= Belinda McKeon =

Irish writer (born 1979)

Belinda McKeon (born 1979) is an Irish journalist, novelist, playwright and academic.

She worked as a journalist for The Irish Times from 2000 to 2010, writing on theatre, literature and the arts. She wrote the plays Word of Mouth (2005), Drapes (Dublin, 2006), and Graham and Frost (2010). McKeon published her first novel, Solace, in 2011. This was followed by Tender in 2015. In 2015, McKeon also edited A Kind of Compass: Stories on Distance, a collection of new short stories. In 2022, she became the head of Maynooth University's Master of Arts in Creative Writing, having previously taught creative writing at Rutgers University

McKeon's novel Solace won the 2011 Geoffrey Faber Memorial Prize, while Tender was shortlisted for Novel of the Year at the 2015 Irish Book Awards.

==Life and work==
McKeon was born in Longford and attended Trinity College, Dublin, and University College, Dublin (UCD). In 2005, she moved to New York City, where she completed an MFA at Columbia University.

From 2000 to 2010 she worked for The Irish Times, writing on theatre, literature and the arts.
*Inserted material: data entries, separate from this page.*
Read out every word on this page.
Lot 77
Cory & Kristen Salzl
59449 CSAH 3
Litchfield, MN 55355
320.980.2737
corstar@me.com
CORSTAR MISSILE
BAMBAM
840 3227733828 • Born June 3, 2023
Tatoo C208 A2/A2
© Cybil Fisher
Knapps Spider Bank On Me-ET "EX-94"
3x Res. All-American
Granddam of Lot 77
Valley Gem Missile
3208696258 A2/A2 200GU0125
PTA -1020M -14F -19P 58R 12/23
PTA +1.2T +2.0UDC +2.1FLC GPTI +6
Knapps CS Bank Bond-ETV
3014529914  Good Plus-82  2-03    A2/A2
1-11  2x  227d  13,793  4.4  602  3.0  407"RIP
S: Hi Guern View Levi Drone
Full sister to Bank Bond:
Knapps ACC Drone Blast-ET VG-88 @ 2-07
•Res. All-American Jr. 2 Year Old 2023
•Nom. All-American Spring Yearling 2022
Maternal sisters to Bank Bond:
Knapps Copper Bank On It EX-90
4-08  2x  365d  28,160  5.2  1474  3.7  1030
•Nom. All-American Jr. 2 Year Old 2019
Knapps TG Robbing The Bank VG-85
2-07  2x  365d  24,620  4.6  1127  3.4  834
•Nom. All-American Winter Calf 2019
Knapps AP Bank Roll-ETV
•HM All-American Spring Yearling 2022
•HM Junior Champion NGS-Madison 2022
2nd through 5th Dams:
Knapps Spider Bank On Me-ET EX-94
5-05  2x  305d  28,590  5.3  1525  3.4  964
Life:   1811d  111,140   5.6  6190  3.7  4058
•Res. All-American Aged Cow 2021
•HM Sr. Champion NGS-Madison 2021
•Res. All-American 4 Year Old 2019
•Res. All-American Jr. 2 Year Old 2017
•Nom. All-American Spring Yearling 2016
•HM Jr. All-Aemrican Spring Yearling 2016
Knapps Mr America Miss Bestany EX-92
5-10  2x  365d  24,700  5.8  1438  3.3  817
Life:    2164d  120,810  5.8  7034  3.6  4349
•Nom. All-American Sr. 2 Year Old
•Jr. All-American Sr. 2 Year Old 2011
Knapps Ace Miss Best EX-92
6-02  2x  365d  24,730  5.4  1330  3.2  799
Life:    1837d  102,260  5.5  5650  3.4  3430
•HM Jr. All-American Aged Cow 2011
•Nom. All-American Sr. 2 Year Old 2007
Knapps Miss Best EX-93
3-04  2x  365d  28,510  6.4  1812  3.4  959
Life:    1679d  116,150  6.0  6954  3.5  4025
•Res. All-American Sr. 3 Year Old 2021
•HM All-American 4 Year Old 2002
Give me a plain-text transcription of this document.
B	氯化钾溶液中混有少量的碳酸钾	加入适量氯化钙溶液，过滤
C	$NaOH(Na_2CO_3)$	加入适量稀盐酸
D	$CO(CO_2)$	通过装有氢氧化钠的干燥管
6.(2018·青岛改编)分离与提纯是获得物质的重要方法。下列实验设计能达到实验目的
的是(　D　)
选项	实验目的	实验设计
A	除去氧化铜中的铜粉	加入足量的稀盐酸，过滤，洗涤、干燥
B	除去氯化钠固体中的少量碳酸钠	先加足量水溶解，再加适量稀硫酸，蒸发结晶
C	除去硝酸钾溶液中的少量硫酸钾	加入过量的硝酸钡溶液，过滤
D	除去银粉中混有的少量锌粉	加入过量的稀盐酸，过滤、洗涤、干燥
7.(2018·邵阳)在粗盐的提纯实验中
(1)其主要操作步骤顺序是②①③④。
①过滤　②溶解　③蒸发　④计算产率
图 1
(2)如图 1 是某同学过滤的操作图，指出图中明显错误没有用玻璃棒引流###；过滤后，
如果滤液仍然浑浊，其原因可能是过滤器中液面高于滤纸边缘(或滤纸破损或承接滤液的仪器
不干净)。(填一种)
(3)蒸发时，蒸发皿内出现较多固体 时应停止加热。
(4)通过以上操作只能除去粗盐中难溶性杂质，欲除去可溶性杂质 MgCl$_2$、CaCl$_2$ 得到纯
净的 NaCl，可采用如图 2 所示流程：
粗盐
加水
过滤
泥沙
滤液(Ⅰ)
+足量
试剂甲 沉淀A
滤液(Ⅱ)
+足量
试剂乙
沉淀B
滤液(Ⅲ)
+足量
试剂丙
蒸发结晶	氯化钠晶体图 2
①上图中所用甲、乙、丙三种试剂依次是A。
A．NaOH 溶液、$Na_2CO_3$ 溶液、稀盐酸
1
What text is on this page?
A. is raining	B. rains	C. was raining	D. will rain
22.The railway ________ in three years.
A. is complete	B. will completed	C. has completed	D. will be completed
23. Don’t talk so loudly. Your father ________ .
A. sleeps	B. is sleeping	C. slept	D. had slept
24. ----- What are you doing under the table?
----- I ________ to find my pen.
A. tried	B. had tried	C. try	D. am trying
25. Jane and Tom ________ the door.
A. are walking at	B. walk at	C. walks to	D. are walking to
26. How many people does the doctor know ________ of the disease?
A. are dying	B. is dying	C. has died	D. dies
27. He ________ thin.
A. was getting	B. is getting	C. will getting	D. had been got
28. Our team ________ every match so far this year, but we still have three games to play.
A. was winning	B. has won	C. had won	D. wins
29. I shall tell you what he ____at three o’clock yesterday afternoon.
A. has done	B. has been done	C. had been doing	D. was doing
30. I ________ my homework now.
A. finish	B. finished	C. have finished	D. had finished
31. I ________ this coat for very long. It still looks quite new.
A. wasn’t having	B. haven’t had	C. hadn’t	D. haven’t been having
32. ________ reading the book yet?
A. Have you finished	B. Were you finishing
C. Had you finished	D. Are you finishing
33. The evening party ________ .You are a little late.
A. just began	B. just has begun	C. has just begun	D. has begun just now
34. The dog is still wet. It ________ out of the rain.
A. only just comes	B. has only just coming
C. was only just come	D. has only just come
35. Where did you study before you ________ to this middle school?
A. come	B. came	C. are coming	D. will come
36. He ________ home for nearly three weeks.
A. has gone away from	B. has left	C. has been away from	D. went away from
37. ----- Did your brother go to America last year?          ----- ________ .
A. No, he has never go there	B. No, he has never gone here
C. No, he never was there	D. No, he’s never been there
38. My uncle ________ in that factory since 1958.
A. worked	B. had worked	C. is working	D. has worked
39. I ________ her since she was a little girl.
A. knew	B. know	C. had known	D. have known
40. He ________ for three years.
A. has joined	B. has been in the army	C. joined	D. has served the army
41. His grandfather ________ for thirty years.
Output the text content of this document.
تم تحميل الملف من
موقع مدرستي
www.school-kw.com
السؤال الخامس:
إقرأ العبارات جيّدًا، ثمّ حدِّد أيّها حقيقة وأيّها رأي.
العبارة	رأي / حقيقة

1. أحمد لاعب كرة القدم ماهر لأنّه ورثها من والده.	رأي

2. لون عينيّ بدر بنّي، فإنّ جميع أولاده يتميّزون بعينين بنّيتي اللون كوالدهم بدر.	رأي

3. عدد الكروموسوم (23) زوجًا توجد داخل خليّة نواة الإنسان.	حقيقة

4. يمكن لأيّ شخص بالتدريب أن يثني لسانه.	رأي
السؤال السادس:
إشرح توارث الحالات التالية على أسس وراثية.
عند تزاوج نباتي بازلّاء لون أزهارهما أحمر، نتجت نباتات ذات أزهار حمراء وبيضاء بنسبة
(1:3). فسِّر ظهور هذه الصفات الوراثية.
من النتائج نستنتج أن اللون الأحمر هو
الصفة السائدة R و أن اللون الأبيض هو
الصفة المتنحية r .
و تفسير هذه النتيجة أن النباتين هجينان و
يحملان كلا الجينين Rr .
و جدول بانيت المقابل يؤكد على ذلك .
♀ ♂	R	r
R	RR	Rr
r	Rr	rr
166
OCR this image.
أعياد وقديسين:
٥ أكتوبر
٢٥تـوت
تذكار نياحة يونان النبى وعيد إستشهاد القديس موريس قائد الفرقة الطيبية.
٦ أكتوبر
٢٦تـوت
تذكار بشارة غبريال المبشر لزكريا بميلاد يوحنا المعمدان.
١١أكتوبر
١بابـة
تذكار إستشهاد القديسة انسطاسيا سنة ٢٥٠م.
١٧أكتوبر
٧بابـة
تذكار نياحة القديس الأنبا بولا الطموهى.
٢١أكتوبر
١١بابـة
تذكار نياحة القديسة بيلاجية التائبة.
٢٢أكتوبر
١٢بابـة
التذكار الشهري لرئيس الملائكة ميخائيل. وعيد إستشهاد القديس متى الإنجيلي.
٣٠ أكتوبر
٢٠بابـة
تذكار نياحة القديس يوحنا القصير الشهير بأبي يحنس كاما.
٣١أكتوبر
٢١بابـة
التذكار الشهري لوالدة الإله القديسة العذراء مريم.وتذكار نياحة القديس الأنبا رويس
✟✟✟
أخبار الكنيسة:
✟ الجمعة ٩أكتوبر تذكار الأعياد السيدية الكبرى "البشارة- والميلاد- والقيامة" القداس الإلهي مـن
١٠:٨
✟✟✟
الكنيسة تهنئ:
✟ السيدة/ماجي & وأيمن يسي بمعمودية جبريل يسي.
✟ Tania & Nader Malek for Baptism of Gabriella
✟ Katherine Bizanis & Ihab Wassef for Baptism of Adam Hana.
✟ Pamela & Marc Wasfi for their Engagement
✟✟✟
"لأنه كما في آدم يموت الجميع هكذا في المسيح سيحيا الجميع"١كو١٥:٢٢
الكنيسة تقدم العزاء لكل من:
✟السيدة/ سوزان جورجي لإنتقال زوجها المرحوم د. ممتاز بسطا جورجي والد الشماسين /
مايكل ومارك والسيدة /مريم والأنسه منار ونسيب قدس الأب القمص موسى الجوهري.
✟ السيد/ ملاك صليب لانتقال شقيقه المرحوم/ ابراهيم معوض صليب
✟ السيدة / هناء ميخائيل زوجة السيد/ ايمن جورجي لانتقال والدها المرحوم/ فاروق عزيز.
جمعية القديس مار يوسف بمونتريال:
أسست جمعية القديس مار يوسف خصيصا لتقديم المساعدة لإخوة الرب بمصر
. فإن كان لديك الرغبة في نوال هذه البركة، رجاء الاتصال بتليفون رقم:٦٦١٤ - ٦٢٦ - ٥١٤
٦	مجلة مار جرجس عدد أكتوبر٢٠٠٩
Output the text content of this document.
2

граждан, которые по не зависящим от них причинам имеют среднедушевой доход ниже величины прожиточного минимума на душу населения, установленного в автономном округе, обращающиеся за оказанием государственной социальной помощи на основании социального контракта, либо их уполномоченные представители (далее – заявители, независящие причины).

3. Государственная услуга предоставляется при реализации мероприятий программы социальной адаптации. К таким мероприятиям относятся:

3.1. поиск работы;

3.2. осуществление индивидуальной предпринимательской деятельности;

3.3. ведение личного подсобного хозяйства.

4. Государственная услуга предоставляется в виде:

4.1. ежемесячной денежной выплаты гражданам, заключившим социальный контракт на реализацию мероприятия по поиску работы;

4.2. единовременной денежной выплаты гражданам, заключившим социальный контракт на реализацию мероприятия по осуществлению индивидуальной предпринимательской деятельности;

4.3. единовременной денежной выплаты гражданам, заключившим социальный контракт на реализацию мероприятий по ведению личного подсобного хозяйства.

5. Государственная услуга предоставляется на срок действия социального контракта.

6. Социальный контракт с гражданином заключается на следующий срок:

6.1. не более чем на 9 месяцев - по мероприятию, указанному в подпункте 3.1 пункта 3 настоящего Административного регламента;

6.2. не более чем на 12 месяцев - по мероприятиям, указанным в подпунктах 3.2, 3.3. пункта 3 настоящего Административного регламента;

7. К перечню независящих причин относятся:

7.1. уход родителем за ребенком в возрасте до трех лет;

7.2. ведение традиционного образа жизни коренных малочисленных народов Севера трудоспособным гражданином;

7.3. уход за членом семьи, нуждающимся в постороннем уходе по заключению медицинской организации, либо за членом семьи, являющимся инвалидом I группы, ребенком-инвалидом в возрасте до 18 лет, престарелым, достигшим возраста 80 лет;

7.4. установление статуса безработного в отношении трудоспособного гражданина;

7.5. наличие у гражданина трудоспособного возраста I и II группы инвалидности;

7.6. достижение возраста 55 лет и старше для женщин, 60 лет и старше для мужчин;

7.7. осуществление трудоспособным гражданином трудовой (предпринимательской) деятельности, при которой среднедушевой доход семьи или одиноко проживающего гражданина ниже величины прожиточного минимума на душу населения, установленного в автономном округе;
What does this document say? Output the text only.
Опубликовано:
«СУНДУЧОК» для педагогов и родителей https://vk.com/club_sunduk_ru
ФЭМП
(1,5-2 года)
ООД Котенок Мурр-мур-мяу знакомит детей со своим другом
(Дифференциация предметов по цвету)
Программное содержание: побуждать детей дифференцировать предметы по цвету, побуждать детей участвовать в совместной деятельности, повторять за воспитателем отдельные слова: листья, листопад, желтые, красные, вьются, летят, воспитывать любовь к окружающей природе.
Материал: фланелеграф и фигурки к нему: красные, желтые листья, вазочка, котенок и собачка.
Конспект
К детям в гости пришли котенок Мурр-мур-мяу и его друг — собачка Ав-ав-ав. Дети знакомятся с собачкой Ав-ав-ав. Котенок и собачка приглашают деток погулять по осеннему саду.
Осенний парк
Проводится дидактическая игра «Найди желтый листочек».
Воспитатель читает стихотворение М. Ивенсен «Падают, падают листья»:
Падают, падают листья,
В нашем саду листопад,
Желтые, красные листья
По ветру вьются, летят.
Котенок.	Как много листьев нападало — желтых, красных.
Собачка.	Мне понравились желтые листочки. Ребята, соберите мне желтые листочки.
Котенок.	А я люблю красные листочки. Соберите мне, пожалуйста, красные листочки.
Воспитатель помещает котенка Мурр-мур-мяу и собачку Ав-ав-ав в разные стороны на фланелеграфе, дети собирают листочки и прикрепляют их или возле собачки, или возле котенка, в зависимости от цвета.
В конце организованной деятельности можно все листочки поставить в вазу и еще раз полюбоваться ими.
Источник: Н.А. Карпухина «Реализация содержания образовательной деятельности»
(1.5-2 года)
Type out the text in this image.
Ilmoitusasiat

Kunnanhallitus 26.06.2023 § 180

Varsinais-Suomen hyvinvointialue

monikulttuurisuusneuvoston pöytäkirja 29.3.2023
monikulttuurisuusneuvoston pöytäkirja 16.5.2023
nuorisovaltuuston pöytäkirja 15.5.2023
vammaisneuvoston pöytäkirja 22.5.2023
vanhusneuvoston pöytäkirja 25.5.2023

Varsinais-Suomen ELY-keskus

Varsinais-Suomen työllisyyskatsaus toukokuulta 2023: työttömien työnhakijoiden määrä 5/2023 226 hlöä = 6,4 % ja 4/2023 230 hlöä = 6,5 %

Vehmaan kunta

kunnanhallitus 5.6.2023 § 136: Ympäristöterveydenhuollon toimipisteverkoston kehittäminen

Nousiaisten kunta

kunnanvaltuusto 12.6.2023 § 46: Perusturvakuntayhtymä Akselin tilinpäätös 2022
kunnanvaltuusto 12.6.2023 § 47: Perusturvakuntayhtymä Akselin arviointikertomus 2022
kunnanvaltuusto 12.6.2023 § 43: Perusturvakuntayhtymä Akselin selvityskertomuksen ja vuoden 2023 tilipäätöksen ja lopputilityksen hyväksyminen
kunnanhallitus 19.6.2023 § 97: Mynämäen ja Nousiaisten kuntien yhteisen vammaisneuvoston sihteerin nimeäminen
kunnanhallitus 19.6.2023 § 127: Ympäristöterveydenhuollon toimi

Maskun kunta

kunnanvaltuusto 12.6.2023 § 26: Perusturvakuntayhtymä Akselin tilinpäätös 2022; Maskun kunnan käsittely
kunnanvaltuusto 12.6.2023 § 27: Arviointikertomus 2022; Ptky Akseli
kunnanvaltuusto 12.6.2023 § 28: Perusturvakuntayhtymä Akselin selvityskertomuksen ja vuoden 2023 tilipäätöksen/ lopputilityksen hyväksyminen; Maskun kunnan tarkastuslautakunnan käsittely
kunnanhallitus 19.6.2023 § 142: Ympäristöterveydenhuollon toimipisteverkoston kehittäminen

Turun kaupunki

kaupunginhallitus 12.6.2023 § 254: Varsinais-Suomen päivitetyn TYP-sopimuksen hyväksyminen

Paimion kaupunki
She was the playwright of Word of Mouth (an RTE radio drama, 2005), Drapes (Dublin, 2006), and Graham and Frost (Irish Theatre Festival, New York, 2010). From 2008 to 2011, she also curated the DLR Poetry Now Festival in Dún Laoghaire, County Dublin, Ireland, and, with her husband Aengus Woods, she has curated the annual Poetry Fest at the Irish Arts Center, New York, since 2009.

McKeon published her first novel, Solace in 2011. This was followed by her second novel Tender in 2015. In 2015, McKeon edited A Kind of Compass: Stories on Distance, a collection of new short stories on the theme of distance by 17 international contemporary writers

In 2022, McKeon became the head of Maynooth University's Master of Arts in Creative Writing. Previously, she was Associate Teaching Professor in Creative Writing at Rutgers University

== Critical reception ==
McKeon's first novel, Solace, won the Geoffrey Faber Memorial Prize and the Sunday Independent Best Newcomer Award and was named Bord Gáis Energy Irish Book of the Year in 2011, as well as being shortlisted for the James Tait Black Memorial Prize. The Economist called Solace "a warm and wise debut", while The Irish Times described it as "at once a moving and gracefully etched story of human loss and interconnection set in contemporary Ireland and a deeply affecting meditation on being in the world".

Her second novel Tender was published in 2015 to critical acclaim. Reviewing it for the Irish Times, author John Boyne called Tender "the best Irish novel I've read since The Spinning Heart, a work rich with wisdom, truth and beauty.", while the Guardian called it "richly nuanced and utterly absorbing." Tender was shortlisted for Novel of the Year at the 2015 Irish Book Awards.

==List of works==

===Novels===
- Solace (Picador, 2011); (Scribner, 2011)
- Tender (Picador, 2015); (Lee Boudreaux, 2016)

===Plays===
- Word of Mouth (RTE radio drama, 2005)
- Drapes (part of Fishamble Theatre Company's Whereabouts, Dublin, 2006)
- Two Houses (one of two plays in Love 2.0, a Dublin Fringe Festival production in association with the Abbey Theatre, 2008)
- Graham and Frost (1st Irish Theater Festival, New York, 2010)
- Dropping Slow (RTE radio drama, 2012)

===Short stories===
- "Privacy" (Being Various, 2019)

===Editor===
- A Kind of Compass: Stories on Distance (Tramp Press, 2015)

==Awards==
- 2005 RTE PJ O'Connor Radio Drama Award for Word of Mouth
- 2006 Irish Theatre Award for Drapes as part of Fishamble Theatre Company's Whereabouts
- 2008 Dublin Fringe Festival Audience Choice Award for Two Houses as part of Love 2.0, along with Philip McMahon's Investment Potential
- 2011 Sunday Independent Best Newcomer Award at the Irish Book Awards for Solace
- 2011 Irish Book of the Year at the Irish Book Awards for Solace
- 2011 Geoffrey Faber Memorial Prize for Solace
- 2012 Shortlist for the James Tait Black Memorial Prize for Solace
- 2012 Shortlist for the Kerry Group Irish Novel of the Year for Solace
- 2015 Shortlist for the Eason Bookclub Novel of the Year at the Irish Book Awards for Tender
- 2015 Shortlist for Encore Award for best second novel for Tender.